Election 2008 is quickly shaping up as Barry vs. Scary. One candidate inspires us, invigorates us, and restores our shattered hopes, while the other is joined in an epic battle with the American people to see who falls asleep first.

Of course, for better or worse, image is vitally important to electoral politics. Everyone knows that it's not necessarily what a candidate actually says that determines who wins elections, but what the nation hears.

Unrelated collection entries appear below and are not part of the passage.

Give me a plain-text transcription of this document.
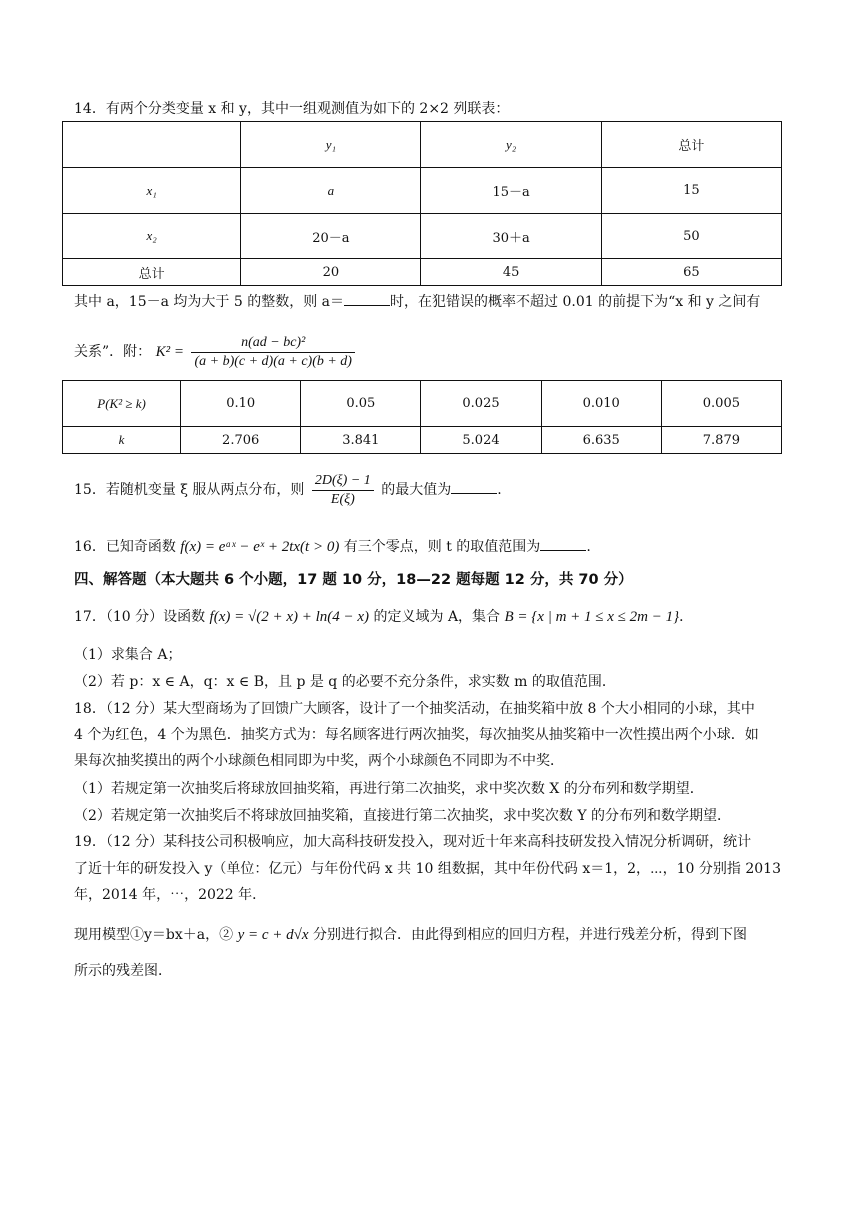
14．有两个分类变量 x 和 y，其中一组观测值为如下的 2×2 列联表：
	y₁	y₂	总计
x₁	a	15－a	15
x₂	20－a	30＋a	50
总计	20	45	65
其中 a，15－a 均为大于 5 的整数，则 a＝	时，在犯错误的概率不超过 0.01 的前提下为“x 和 y 之间有
关系”．附： $K^2 = \frac{\text{n(ad − bc)²}}{(a + b)(c + d)(a + c)(b + d)}$
P(K² ≥ k)	0.10	0.05	0.025	0.010	0.005
k	2.706	3.841	5.024	6.635	7.879
15．若随机变量 ξ 服从两点分布，则 $\frac{2D(\xi) - 1}{E(\xi)}$ 的最大值为	.
16．已知奇函数 f(x) = eᵃˣ − eˣ + 2tx(t > 0) 有三个零点，则 t 的取值范围为	.
四、解答题（本大题共 6 个小题，17 题 10 分，18—22 题每题 12 分，共 70 分）
17．（10 分）设函数 f(x) = √(2 + x) + ln(4 − x) 的定义域为 A，集合 B = {x | m + 1 ≤ x ≤ 2m − 1}．
（1）求集合 A；
（2）若 p：x ∈ A，q：x ∈ B，且 p 是 q 的必要不充分条件，求实数 m 的取值范围．
18．（12 分）某大型商场为了回馈广大顾客，设计了一个抽奖活动，在抽奖箱中放 8 个大小相同的小球，其中
4 个为红色，4 个为黑色．抽奖方式为：每名顾客进行两次抽奖，每次抽奖从抽奖箱中一次性摸出两个小球．如
果每次抽奖摸出的两个小球颜色相同即为中奖，两个小球颜色不同即为不中奖．
（1）若规定第一次抽奖后将球放回抽奖箱，再进行第二次抽奖，求中奖次数 X 的分布列和数学期望．
（2）若规定第一次抽奖后不将球放回抽奖箱，直接进行第二次抽奖，求中奖次数 Y 的分布列和数学期望．
19．（12 分）某科技公司积极响应，加大高科技研发投入，现对近十年来高科技研发投入情况分析调研，统计
了近十年的研发投入 y（单位：亿元）与年份代码 x 共 10 组数据，其中年份代码 x＝1，2，⋯，10 分别指 2013
年，2014 年，⋯，2022 年．
现用模型①y＝bx＋a，② y = c + d√x 分别进行拟合．由此得到相应的回归方程，并进行残差分析，得到下图
所示的残差图．
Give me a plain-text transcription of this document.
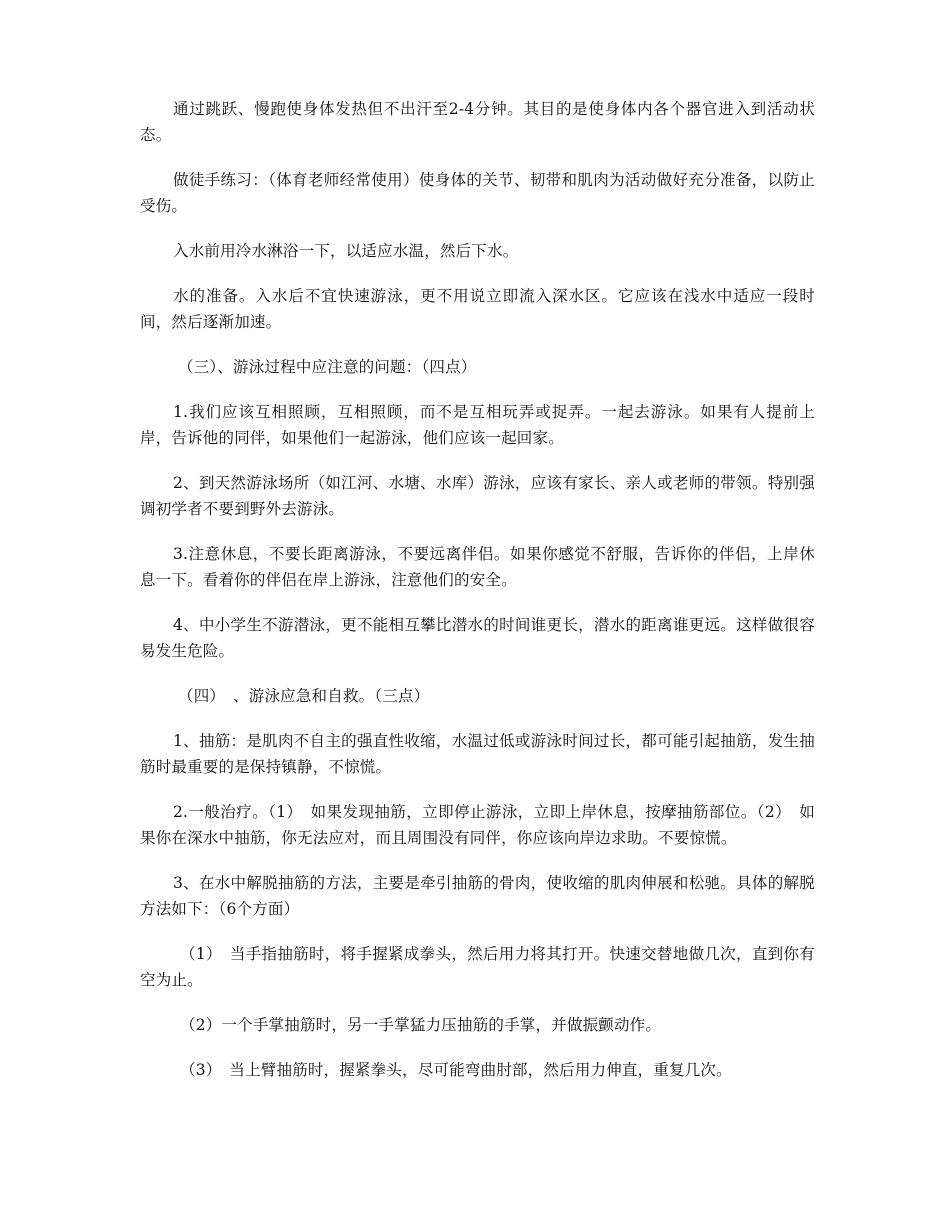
通过跳跃、慢跑使身体发热但不出汗至2-4分钟。其目的是使身体内各个器官进入到活动状态。

做徒手练习：（体育老师经常使用）使身体的关节、韧带和肌肉为活动做好充分准备，以防止受伤。

入水前用冷水淋浴一下，以适应水温，然后下水。

水的准备。入水后不宜快速游泳，更不用说立即流入深水区。它应该在浅水中适应一段时间，然后逐渐加速。

（三）、游泳过程中应注意的问题：（四点）

1.我们应该互相照顾，互相照顾，而不是互相玩弄或捉弄。一起去游泳。如果有人提前上岸，告诉他的同伴，如果他们一起游泳，他们应该一起回家。

2、到天然游泳场所（如江河、水塘、水库）游泳，应该有家长、亲人或老师的带领。特别强调初学者不要到野外去游泳。

3.注意休息，不要长距离游泳，不要远离伴侣。如果你感觉不舒服，告诉你的伴侣，上岸休息一下。看着你的伴侣在岸上游泳，注意他们的安全。

4、中小学生不游潜泳，更不能相互攀比潜水的时间谁更长，潜水的距离谁更远。这样做很容易发生危险。

（四）　、游泳应急和自救。（三点）

1、抽筋：是肌肉不自主的强直性收缩，水温过低或游泳时间过长，都可能引起抽筋，发生抽筋时最重要的是保持镇静，不惊慌。

2.一般治疗。（1）　如果发现抽筋，立即停止游泳，立即上岸休息，按摩抽筋部位。（2）　如果你在深水中抽筋，你无法应对，而且周围没有同伴，你应该向岸边求助。不要惊慌。

3、在水中解脱抽筋的方法，主要是牵引抽筋的骨肉，使收缩的肌肉伸展和松驰。具体的解脱方法如下：（6个方面）

（1）　当手指抽筋时，将手握紧成拳头，然后用力将其打开。快速交替地做几次，直到你有空为止。

（2）一个手掌抽筋时，另一手掌猛力压抽筋的手掌，并做振颤动作。

（3）　当上臂抽筋时，握紧拳头，尽可能弯曲肘部，然后用力伸直，重复几次。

With that in mind, here's a brief look at what we'll all likely be "hearing" over the next five months:


Barack Obama:
I promise to be a font and beacon of hope, always appealing to your nobler instincts and working each day to uplift and inspire both you and your children.


John McCain:
I promise not to eat your children.


Barack Obama:
I am proud and humbled to be a small but important fulfillment of Dr. King's inspirational dream--that man should be judged not by the color of his skin, but by the content of his character.


John McCain:
So, I can see you're all asking yourselves, what's this shit on my face?


Barack Obama:
We must strive to be conscientious stewards of the environment by working to preserve the future vitality of our forests, our farmlands, our air and our oceans.


John McCain:
Arrrrr, I'm a sea captain!


Barack Obama:
I will work to preserve America's standing as an economic superpower, while fighting to ensure our economy is not only strong, but also fair. Yes we can!


John McCain:
Here's a nickel. Go fetch yerself a Moon Pie.


Barack Obama:
We will harness the awesome strength, work ethic and ingenuity of the American people, whose remarkable initiative and innovation has no parallel in history. We will ensure that hard-working Americans have the opportunity to pursue a living wage while we make truly amazing strides in the development of new and vital technologies.


John McCain:
Blu-ray? What the devil is Blu-ray? Sounds like a Negro gin joint. I just figured out how to stop "12:00" from flashing on my VCR, fer Chrissakes!


Barack Obama:
People say this is a historic election, and it is. It's historic because it represents a stark choice between the failed policies of the last eight years, which have made us both less safe and less economically secure, and a future where anything is possible and where any dream, no matter how unlikely or idealistic, can be realized.


John McCain:
I should probably say something about resolve or big government here. Say, was that a Cracker Barrel I saw on the way in from the airport?